A 51 ans, Christophe Bouchut possède sans aucun doute l’un des plus beaux palmarès de l’Endurance. Le natif de Voiron a été de toutes les campagnes GT après avoir fait les beaux jours de Peugeot, Porsche et Mercedes en prototype. Le vainqueur des 24 Heures du Mans 1993 retrouvera un double tour d’horloge dans quelques jours au volant d’une Lamera Cup aux 24 Heures de Dubai, 12 ans après y avoir roulé pour la première fois. Christophe Bouchut a fait le point avec nous sur son retour en Endurance tout en nous donnant son sentiment sur la discipline.
Pourquoi cette participation aux 24 Heures de Dubai sur une Lamera ?

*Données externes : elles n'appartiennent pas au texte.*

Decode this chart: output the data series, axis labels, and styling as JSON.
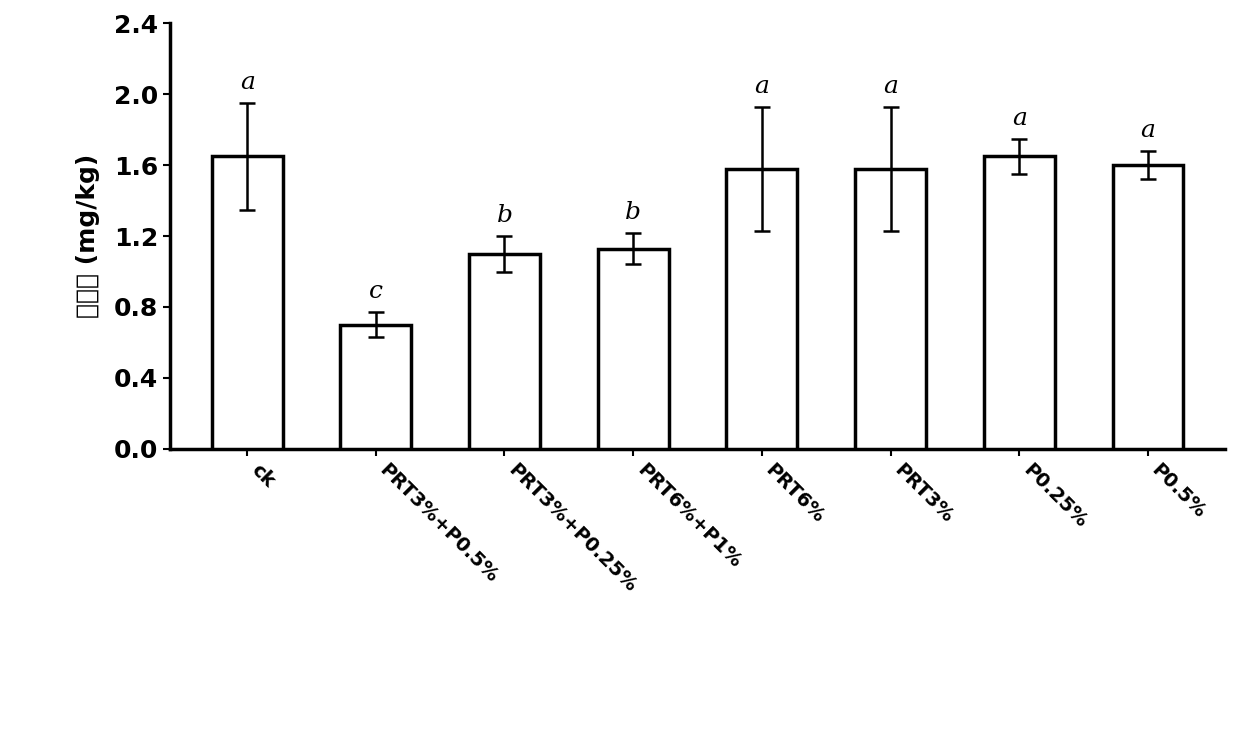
{
  "categories": [
    "ck",
    "PRT3%+P0.5%",
    "PRT3%+P0.25%",
    "PRT6%+P1%",
    "PRT6%",
    "PRT3%",
    "P0.25%",
    "P0.5%"
  ],
  "values": [
    1.65,
    0.7,
    1.1,
    1.13,
    1.58,
    1.58,
    1.65,
    1.6
  ],
  "errors": [
    0.3,
    0.07,
    0.1,
    0.09,
    0.35,
    0.35,
    0.1,
    0.08
  ],
  "sig_labels": [
    "a",
    "c",
    "b",
    "b",
    "a",
    "a",
    "a",
    "a"
  ],
  "ylabel": "汞含量 (mg/kg)",
  "ylim": [
    0.0,
    2.4
  ],
  "yticks": [
    0.0,
    0.4,
    0.8,
    1.2,
    1.6,
    2.0,
    2.4
  ],
  "bar_color": "#ffffff",
  "bar_edgecolor": "#000000",
  "bar_linewidth": 2.5,
  "error_color": "#000000",
  "error_linewidth": 1.8,
  "error_capsize": 6,
  "sig_fontsize": 18,
  "ylabel_fontsize": 18,
  "tick_fontsize": 18,
  "xtick_fontsize": 14,
  "background_color": "#ffffff",
  "fig_width": 12.39,
  "fig_height": 7.44
}
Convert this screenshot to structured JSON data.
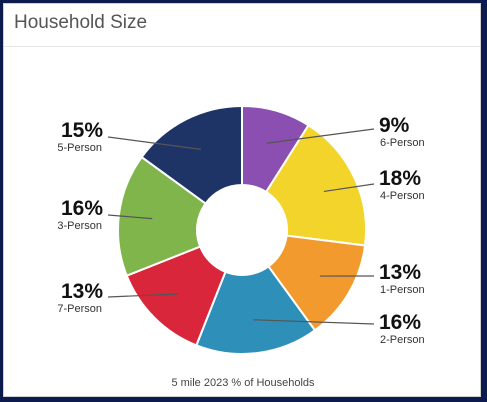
{
  "header": {
    "title": "Household Size"
  },
  "chart_data": {
    "type": "pie",
    "donut": true,
    "caption": "5 mile 2023 % of Households",
    "slices": [
      {
        "label": "6-Person",
        "value": 9,
        "display": "9%",
        "color": "#8a4fb0"
      },
      {
        "label": "4-Person",
        "value": 18,
        "display": "18%",
        "color": "#f2d42b"
      },
      {
        "label": "1-Person",
        "value": 13,
        "display": "13%",
        "color": "#f29a2e"
      },
      {
        "label": "2-Person",
        "value": 16,
        "display": "16%",
        "color": "#2e8fb8"
      },
      {
        "label": "7-Person",
        "value": 13,
        "display": "13%",
        "color": "#d9263a"
      },
      {
        "label": "3-Person",
        "value": 16,
        "display": "16%",
        "color": "#7fb54a"
      },
      {
        "label": "5-Person",
        "value": 15,
        "display": "15%",
        "color": "#1f3466"
      }
    ]
  }
}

“Je suis engagé sur une nouvelle auto avec Wilfried Merafina qui gère le championnat Lamera Cup qui est une très belle réussite avec une trentaine d’autos. Notre auto est en apparence la même que celle utilisée sur le championnat mais elle a un moteur plus puissant qui développe 550 chevaux. Cela me permet de reprendre contact avec une auto différente de la NASCAR Whelen Euro Series. L’idée est de commercialiser cette Lamera qui est une auto fiable et performante. Nous allons à Dubai avec de grandes ambitions.”
L’envie de piloter est toujours là ?
“Mon rôle de pilote à plein temps est derrière moi. Les choses sont ce qu’elles sont mais la passion reste intacte. Je sais que la vitesse est encore là. Aujourd’hui, la réalité est que je ne sais pas si j’ai envie et tout est une question d’opportunité. J’ai eu l’habitude de rouler dans des équipes de pointe tout au long de ma carrière. De nos jours, la course automobile fait de moins en moins place à la passion.”
Les temps ont changé ?
“Sans un solide partenaire, un jeune pilote ne peut plus rien faire et ne peut pas se montrer. Il n’y a pas que le talent qui compte car l’argent prend souvent le dessus. Ma génération s’en est bien tirée. Je n’ai jamais fait de Formule 1 mais cela ne m’a pas manqué vu ce que j’ai pu faire à côté. Des pilotes de talent n’ont pas eu la chance de réussir, beaucoup ont été sacrifiés. On trouve des pilotes plein de talent qui n’ont pas un sou. On peut juste regretter que tout soit devenu un business et une entreprise. La passion m’a fait devenir pilote. De nos jours, les débouchés sont compliqués. Même des pilotes de renom apportent un budget ou doivent compter sur un gentleman pour compléter le budget.
” Les voitures sont devenues de plus en plus proches. Quand on pilotait la Peugeot 905, si on faisait n’importe quoi, on sortait et on pouvait se faire très mal. Maintenant, la Balance de Performance fait que tout doit se confondre. Celui qui a dépensé X milliers d’euros en plus n’a pas forcément la meilleure auto.”
Quel est votre regard sur la période actuelle de la discipline Endurance ?
“Le sport automobile a traversé un tas de difficultés et l’Endurance n’a pas échappé à ces difficultés. Le Mans a toujours su rebondir. Le Championnat du Monde d’Endurance a disparu au début des années 90. Ensuite, il y a eu un vide. Le BPR a donné vie à l’Endurance moderne. Le WEC, qui est un très beau championnat, a du mal car il coûte cher. Je pense qu’on ne va pas dans le bon sens en demandant trop de technologie complexe à maîtriser en peu de temps. Il faut laisser du temps aux constructeurs pour développer une auto. On n’apprend pas des erreurs du passé. Si le coût est élevé et que le rapport média est faible, alors cela complique les choses. Trouver le bon équilibre n’est pas chose facile. Une LMP1 coûte beaucoup d’argent et la Formula E est dans l’air du temps pour un prix moins élevé, du moins pour le moment. Si on le veut, baisser les coûts est possible. Il n’y a pas que le prix de la voiture. Certains coûts sont affolants.”